Yesterday's discussion on sex/gender was very interesting to me. I have always felt that one's sex chromosomes and physical anatomy have absolutely nothing to do with one's personality/identity and that society should put much less or no emphasis on gender. To me, whether someone is a "man" or a "woman" is completely irrelevant in regards to most matters. For example, as far as I can tell my cells each have two X chromosomes. I also have all of the traditional "female" secondary sex characteristics and I have a working "female" reproductive system. And when asked, I identify as female. But none of that defines me as a person. The fact that I am "female" does not mean that I think more like other "females" than "males". It also does not mean that I prefer traditional "female" activities over traditional "male" activities. As far as I can tell, being "female" versus "male" does not biologically affect the way I think, the way I behave, or the way that I interact with others. The differences in behavior observed between "females" and "males" are due to societal norms passed down to each of us from the time we are born, they are not based on the physical differences between boys and girls. However, convincing others of gender's irrelevance is extremely difficult because the gender dichotomy has been ingrained into society's subconscious for thousands of years. It is encouraging that modern science is finally demonstrating what I have believed all along: that there is no sexual dichotomy, and so there is no biological basis for gender. Hopefully, once people start accepting this notion, we can get rid of the notion of gender for good.

Paul Grobstein's picture

getting rid of gender?

Is it/should it be that easy?  Presumably there is a reason for "societal norms."  Like biological evolution, societal norms should probably be presumed to be evolved in terms of what "works" in some context.  If so, there may be downsides to getting "rid of the notion of gender for good."  What might those be? 

dfishervan's picture

Timing

During today’s discussion, I found myself thinking about a recent controversy that arose at a local elementary school. Parents were informed that a third grader who was raised as a boy was now to be referred to as a girl. In class, we established that biology argues for a non-bimodal categorization of gender. However, we did not discuss the timing concerning when a person identifies where they feel they belong in this gender spectrum. I know that many transgender people claim that they were aware of their true sexual identity from birth. While I believe it is possible for a person to be aware of their true sexual identity early on, I wonder if that means that the person should publicly assert this identity at such an early stage. I do not doubt that at the moment, the third grader identifies as a girl.
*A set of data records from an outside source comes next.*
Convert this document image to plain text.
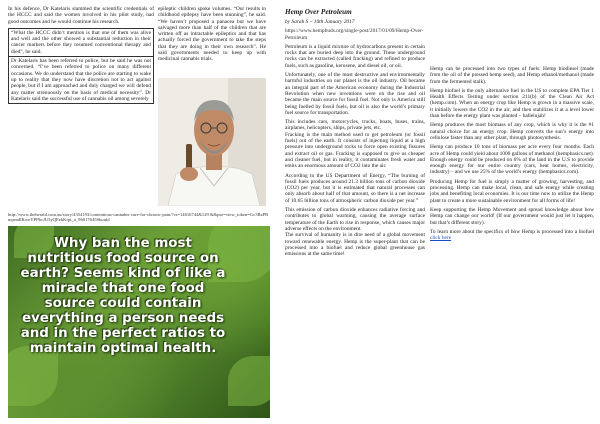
In his defence, Dr Katelaris slammed the scientific credentials of the HCCC and said the women involved in his pilot study, had good outcomes and he would continue his research.

“What the HCCC didn’t mention is that one of them was alive and well and the other showed a substantial reduction in their cancer markers before they resumed conventional therapy and died”, he said.

Dr Katelaris has been referred to police, but he said he was not concerned. “I’ve been referred to police on many different occasions. We do understand that the police are starting to wake up to reality that they now have discretion not to act against people, but if I am approached and duly charged we will defend any matter strenuously on the basis of medical necessity”. Dr Katelaris said the successful use of cannabis oil among severely

epileptic children spoke volumes. “Our results in childhood epilepsy have been stunning”, he said. “We haven’t proposed a panacea but we have salvaged more than half of the children that are written off as intractable epileptics and that has actually forced the government to take the steps that they are doing in their own research”. He said governments needed to keep up with medicinal cannabis trials.

http://www.theherald.com.au/story/4354193/contentious-cannabis-cure-for-chronic-pain/?cs=14616744&129 &&pse=view_token=Gc5BzPRnqsmdlKweYPPbcJU5yQEekKrpi_a_96017645Should
Why ban the most nutritious food source on earth? Seems kind of like a miracle that one food source could contain everything a person needs and in the perfect ratios to maintain optimal health.

Hemp Over Petroleum

by Sarah S – 10th January 2017

https://www.hempbuds.org/single-post/2017/01/09/Hemp-Over-Petroleum

Petroleum is a liquid mixture of hydrocarbons present in certain rocks that are buried deep into the ground. These underground rocks can be extracted (called fracking) and refined to produce fuels, such as gasoline, kerosene, and diesel oil, or oil.

Unfortunately, one of the most destructive and environmentally harmful industries on our planet is the oil industry. Oil became an integral part of the American economy during the Industrial Revolution when new inventions were on the rise and oil became the main source for fossil fuel. Not only is America still being fuelled by fossil fuels, but oil is also the world’s primary fuel source for transportation.

This includes cars, motorcycles, trucks, boats, buses, trains, airplanes, helicopters, ships, private jets, etc.

Fracking is the main method used to get petroleum (or fossil fuels) out of the earth. It consists of injecting liquid at a high pressure into underground rocks to force open existing fissures and extract oil or gas. Fracking is supposed to give us cheaper and cleaner fuel, but in reality, it contaminates fresh water and emits an enormous amount of CO2 into the air.

According to the US Department of Energy, “The burning of fossil fuels produces around 21.3 billion tons of carbon dioxide (CO2) per year, but it is estimated that natural processes can only absorb about half of that amount, so there is a net increase of 10.65 billion tons of atmospheric carbon dioxide per year.”

This emission of carbon dioxide enhances radiative forcing and contributes to global warming, causing the average surface temperature of the Earth to rise in response, which causes major adverse effects on the environment.

The survival of humanity is in dire need of a global movement toward renewable energy. Hemp is the super-plant that can be processed into a biofuel and reduce global greenhouse gas emissions at the same time!

Hemp can be processed into two types of fuels: Hemp biodiesel (made from the oil of the pressed hemp seed), and Hemp ethanol/methanol (made from the fermented stalk).

Hemp biofuel is the only alternative fuel in the US to complete EPA Tier 1 Health Effects Testing under section 211(b) of the Clean Air Act (hemp.com). When an energy crop like Hemp is grown in a massive scale, it initially lowers the CO2 in the air, and then stabilizes it at a level lower than before the energy plant was planted – hallelujah!

Hemp produces the most biomass of any crop, which is why it is the #1 natural choice for an energy crop. Hemp converts the sun’s energy into cellulose faster than any other plant, through photosynthesis.

Hemp can produce 10 tons of biomass per acre every four months. Each acre of Hemp could yield about 1000 gallons of methanol (hempbasics.net). Enough energy could be produced on 6% of the land in the U.S to provide enough energy for our entire country (cars, heat homes, electricity, industry) – and we use 25% of the world’s energy (hempbasics.com).

Producing Hemp for fuel is simply a matter of growing, harvesting, and processing. Hemp can make local, clean, and safe energy while creating jobs and benefiting local economies. It is our time now to utilize the Hemp plant to create a more sustainable environment for all forms of life!

Keep supporting the Hemp Movement and spread knowledge about how Hemp can change our world! (If our government would just let it happen, but that’s different story).

To learn more about the specifics of how Hemp is processed into a biofuel click here
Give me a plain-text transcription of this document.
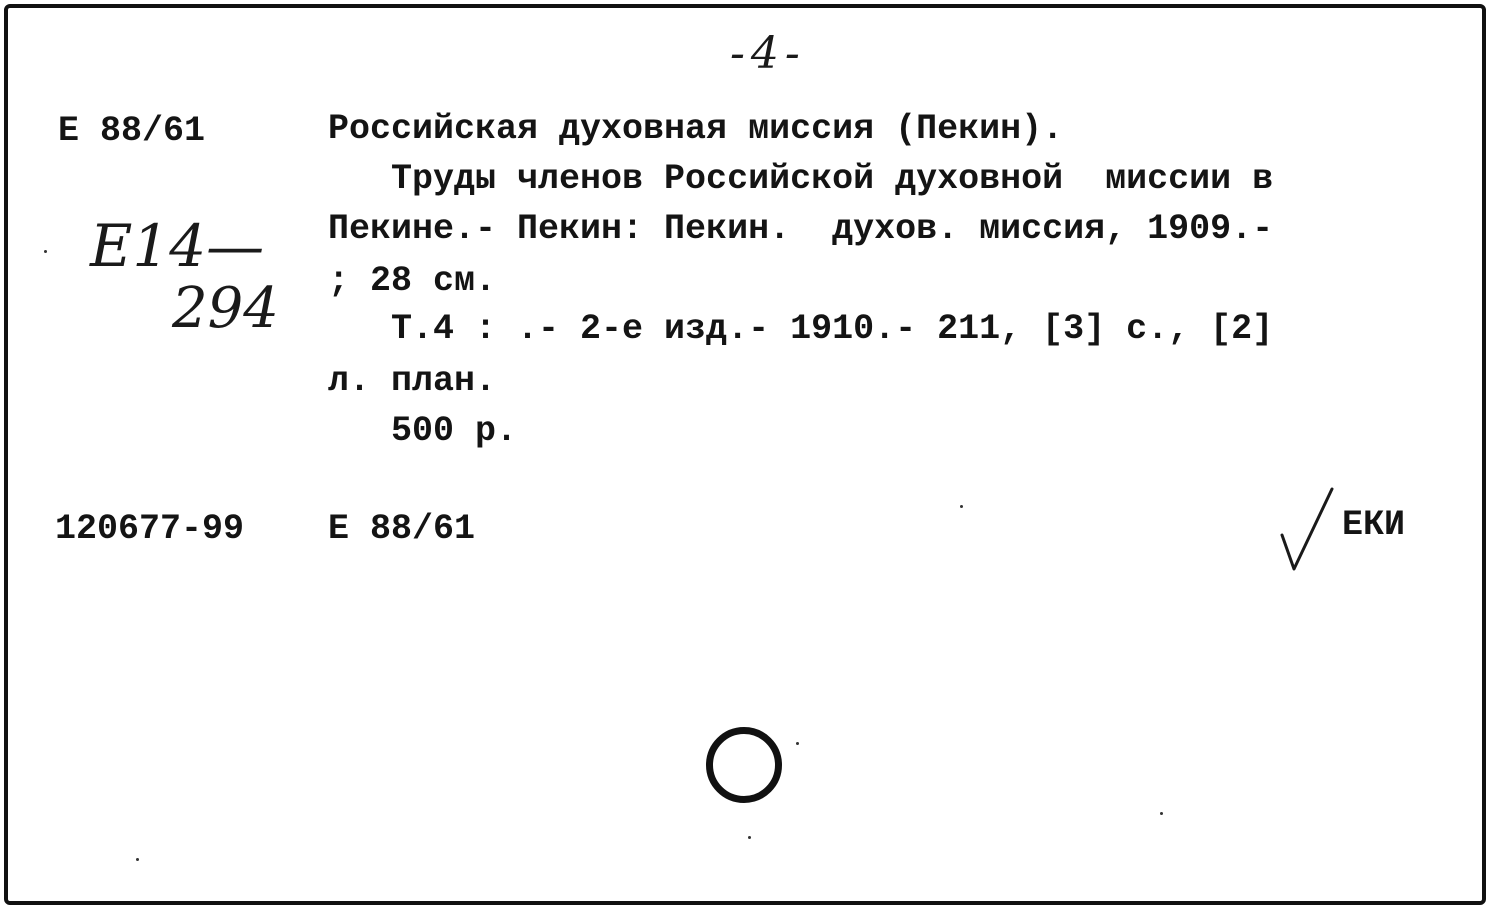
-4-
E 88/61
E14—
294
Российская духовная миссия (Пекин).
Труды членов Российской духовной  миссии в
Пекине.- Пекин: Пекин.  духов. миссия, 1909.-
; 28 см.
Т.4 : .- 2-е изд.- 1910.- 211, [3] с., [2]
л. план.
500 р.
120677-99 E 88/61	ЕКИ
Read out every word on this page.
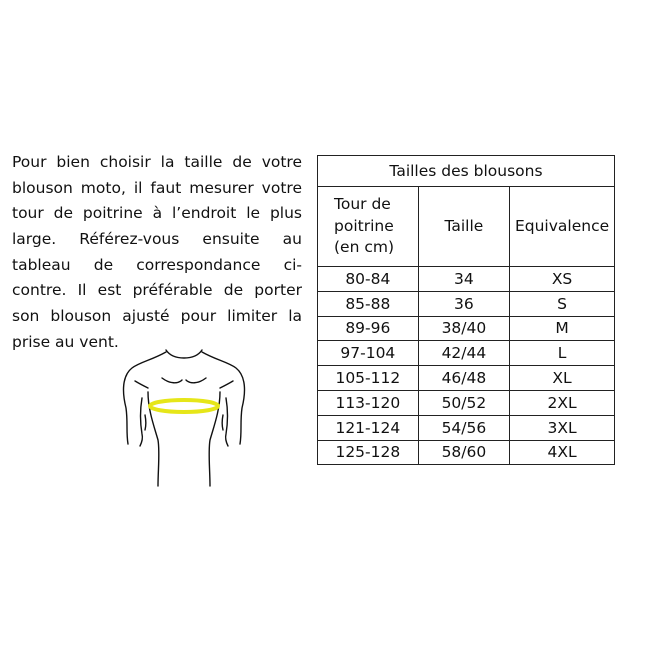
Pour bien choisir la taille de votre
blouson moto, il faut mesurer votre
tour de poitrine à l’endroit le plus
large. Référez-vous ensuite au
tableau de correspondance ci-
contre. Il est préférable de porter
son blouson ajusté pour limiter la
prise au vent.
Tailles des blousons		

Tour de
poitrine
(en cm)	Taille	Equivalence
80-84	34	XS
85-88	36	S
89-96	38/40	M
97-104	42/44	L
105-112	46/48	XL
113-120	50/52	2XL
121-124	54/56	3XL
125-128	58/60	4XL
However, if one major component of sex is biology, which includes hormone levels, what happens when this third grader reaches puberty, a period when our hormones run rampant?  I am not an endocrinologist but, I wonder if puberty will have any effect on the third grader’s perception of his or her own gender. I hope that I am not offending anyone but, when I heard about this story, this was my first thought. I commend the parents of this third grade boy for accepting their child and for going to great lengths to help their child feel comfortable in her skin and the classroom.  However, I am unsure about their decision to publicly announce their child’s sexual identity at such an early age, one which is typically filled with make believe and dress up games. I would be interested in hearing other people’s thoughts on the matter.

 

Paul Grobstein's picture

sex/gender fluidity in individual lives?

An interesting issue.  See Some more grist for thinking about sex/gender diffs.  Maybe what is being announced isn't a permanent "sexual identity" but rather a preferred identity at a particular point in developmental time, one that could be different at later points in time?